City Club

The Growlers

Cult Records  |  2016
5 / 10
par Hugo  |  le 6 octobre 2016

Après dix ans d'existence et cinq albums au compteur, on est sur le cul de constater que la notoriété des Growlers relève encore du confidentiel. Pourtant, aucun doute que le quintet de L.A attirera sans problème le chaland au Cabaret Sauvage le 17 novembre prochain à l'occasion de sa (très courte) tournée européenne. Seulement, au regard du culte voué par les jeunes occidentaux aux nouveaux apôtres du psyché made in Orange County, Thee Oh Sees et Ty Segall en tête, difficile de comprendre pourquoi la valeur du groupe n'a pas encore été révélée massivement aux oreilles du monde.

Lorsqu'ils ne sont pas occupés à organiser des festivals aux line-ups plus cool que les boulettes de ta tata Rachelle ou à réinventer la cène christique pour Paul Thomas Anderson version hippie à rouflaquettes qui sent des pieds, les Growlers s'échinent à définir les contours du beach-goth. Cette imagerie new age est teintée d'un romantisme vaguement gypsy et puise son ADN dans la culture surf. Difficile en tout cas de dire si on a ici affaire à un énième revival d'un sous-genre du rock beatnick ou à un de ses petits-enfants dégénérés. Notons toutefois qu'à défaut de diffusions sur Oui FM, les Growlers ont réussi avec leurs quatre premiers albums à fidéliser un public, certes confidentiel, mais qui se sera intimement reconnu dans cette niche, au point d'ailleurs de vite devenir accaparant.

Preuve en est avec le cas Chinese Fountain, dernière sortie en date de la formation en forme de virage à 180°. Exit l'esthétique low-fi et la mélancolie manouche caractéristiques des Growlers.

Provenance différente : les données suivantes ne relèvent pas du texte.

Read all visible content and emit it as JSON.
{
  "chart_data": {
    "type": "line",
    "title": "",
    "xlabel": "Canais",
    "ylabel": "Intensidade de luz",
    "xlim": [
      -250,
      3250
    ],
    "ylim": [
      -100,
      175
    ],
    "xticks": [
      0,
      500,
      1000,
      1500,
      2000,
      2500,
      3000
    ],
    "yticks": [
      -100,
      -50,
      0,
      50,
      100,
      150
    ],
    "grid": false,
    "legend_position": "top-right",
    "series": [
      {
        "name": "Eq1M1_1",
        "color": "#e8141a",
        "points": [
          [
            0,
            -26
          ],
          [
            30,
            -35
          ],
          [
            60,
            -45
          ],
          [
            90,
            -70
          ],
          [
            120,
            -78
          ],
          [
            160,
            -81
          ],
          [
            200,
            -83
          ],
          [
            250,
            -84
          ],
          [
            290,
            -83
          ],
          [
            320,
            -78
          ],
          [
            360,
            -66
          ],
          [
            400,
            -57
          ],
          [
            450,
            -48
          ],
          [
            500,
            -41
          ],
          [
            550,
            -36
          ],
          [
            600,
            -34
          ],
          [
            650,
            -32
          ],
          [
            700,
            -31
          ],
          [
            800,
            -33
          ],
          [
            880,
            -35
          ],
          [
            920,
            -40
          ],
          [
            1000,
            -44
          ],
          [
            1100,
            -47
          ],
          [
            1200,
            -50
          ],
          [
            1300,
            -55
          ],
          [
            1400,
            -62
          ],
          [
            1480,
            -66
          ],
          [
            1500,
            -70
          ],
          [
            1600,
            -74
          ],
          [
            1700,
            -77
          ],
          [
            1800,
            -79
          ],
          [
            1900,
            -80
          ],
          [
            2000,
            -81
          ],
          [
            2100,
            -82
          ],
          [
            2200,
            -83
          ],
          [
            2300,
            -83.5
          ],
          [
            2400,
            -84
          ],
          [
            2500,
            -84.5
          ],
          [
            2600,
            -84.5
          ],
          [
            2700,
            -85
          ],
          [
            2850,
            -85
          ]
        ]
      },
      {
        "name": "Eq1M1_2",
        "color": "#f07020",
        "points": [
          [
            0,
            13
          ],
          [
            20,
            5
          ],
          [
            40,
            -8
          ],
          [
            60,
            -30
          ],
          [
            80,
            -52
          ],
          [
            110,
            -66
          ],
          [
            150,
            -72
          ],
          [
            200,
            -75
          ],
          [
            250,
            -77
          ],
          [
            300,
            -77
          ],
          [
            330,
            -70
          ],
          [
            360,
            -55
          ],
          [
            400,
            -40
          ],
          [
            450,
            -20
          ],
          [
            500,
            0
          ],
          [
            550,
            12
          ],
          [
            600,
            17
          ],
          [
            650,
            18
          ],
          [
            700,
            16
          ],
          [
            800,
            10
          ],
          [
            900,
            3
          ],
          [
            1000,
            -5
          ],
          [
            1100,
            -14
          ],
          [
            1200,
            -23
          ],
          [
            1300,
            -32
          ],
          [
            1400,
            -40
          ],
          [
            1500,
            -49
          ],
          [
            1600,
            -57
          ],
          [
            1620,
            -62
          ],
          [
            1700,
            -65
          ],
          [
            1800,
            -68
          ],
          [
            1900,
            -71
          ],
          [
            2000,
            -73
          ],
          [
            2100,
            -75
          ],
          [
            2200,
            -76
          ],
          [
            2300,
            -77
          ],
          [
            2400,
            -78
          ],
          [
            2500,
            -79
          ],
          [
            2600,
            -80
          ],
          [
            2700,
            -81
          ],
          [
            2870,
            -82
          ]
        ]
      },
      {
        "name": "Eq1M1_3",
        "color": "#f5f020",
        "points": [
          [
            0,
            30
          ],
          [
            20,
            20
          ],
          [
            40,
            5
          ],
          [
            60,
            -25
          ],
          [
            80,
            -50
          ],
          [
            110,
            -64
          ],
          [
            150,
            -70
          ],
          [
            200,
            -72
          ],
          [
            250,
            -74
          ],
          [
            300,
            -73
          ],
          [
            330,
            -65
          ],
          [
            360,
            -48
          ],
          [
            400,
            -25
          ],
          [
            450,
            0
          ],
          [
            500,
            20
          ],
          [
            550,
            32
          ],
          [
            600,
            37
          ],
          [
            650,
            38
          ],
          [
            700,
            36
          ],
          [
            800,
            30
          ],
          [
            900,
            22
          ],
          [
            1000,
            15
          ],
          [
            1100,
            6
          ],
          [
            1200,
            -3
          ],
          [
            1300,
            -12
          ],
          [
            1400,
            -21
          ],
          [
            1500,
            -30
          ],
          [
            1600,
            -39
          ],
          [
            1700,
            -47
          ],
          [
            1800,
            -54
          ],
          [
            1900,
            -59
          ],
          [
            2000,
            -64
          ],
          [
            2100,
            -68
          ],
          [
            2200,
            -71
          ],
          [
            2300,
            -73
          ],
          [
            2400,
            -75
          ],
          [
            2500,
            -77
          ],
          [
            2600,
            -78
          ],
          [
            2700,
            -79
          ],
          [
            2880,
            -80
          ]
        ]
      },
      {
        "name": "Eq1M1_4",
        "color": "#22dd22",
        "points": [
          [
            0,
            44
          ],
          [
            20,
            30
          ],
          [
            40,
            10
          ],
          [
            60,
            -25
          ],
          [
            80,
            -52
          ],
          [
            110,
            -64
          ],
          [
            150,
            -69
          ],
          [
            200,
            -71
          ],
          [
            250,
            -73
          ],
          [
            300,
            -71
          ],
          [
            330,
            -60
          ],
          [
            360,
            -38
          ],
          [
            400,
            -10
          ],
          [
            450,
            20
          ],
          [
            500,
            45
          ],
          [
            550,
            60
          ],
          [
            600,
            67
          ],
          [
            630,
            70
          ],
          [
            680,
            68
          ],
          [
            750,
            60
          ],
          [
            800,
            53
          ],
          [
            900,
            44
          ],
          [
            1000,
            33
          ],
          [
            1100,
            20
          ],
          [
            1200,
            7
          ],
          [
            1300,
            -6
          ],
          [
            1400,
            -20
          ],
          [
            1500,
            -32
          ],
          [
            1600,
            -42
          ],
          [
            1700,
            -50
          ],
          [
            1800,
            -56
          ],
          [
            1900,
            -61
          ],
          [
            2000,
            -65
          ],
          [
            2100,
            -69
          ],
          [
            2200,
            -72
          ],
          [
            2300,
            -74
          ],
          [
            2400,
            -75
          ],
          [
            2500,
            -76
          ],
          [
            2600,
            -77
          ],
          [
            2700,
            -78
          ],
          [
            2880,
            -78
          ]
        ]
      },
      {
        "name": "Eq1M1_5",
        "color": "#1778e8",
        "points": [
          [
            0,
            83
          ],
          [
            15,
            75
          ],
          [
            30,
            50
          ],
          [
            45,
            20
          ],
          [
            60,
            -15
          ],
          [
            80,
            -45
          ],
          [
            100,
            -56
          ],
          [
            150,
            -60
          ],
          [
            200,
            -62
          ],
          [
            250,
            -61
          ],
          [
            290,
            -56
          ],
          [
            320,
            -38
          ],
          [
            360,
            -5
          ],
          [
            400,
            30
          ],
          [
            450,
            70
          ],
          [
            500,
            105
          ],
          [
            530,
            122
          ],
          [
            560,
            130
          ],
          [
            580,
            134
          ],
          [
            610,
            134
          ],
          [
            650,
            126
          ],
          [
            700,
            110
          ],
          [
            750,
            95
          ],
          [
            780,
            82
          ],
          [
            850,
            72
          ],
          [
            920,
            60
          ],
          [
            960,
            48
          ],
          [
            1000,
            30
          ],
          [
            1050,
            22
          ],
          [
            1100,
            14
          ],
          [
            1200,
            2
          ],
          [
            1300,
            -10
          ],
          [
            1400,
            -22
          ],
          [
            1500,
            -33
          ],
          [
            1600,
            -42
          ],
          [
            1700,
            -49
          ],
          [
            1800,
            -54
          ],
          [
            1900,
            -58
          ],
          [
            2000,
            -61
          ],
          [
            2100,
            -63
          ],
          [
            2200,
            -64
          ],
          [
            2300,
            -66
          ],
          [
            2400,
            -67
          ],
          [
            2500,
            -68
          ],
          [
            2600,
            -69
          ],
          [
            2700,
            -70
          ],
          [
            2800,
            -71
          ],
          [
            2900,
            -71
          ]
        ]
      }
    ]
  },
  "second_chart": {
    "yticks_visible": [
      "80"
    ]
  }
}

Un simple séjour un peu trop appuyé en studio aura suffi pour que le groupe perde son grain, voir même son âme aux yeux de la frange ultra de ses fans, qui ne se sera pas fait prier pour crier aussitôt à la trahison. Il faut dire qu'à l'écoute de Chinese Fountain, il est difficile de leur donner tort, tant le contact avec ces mélodies orientales un peu cheap, tel un mauvais buffet à volonté, confine vite à l'indigestion.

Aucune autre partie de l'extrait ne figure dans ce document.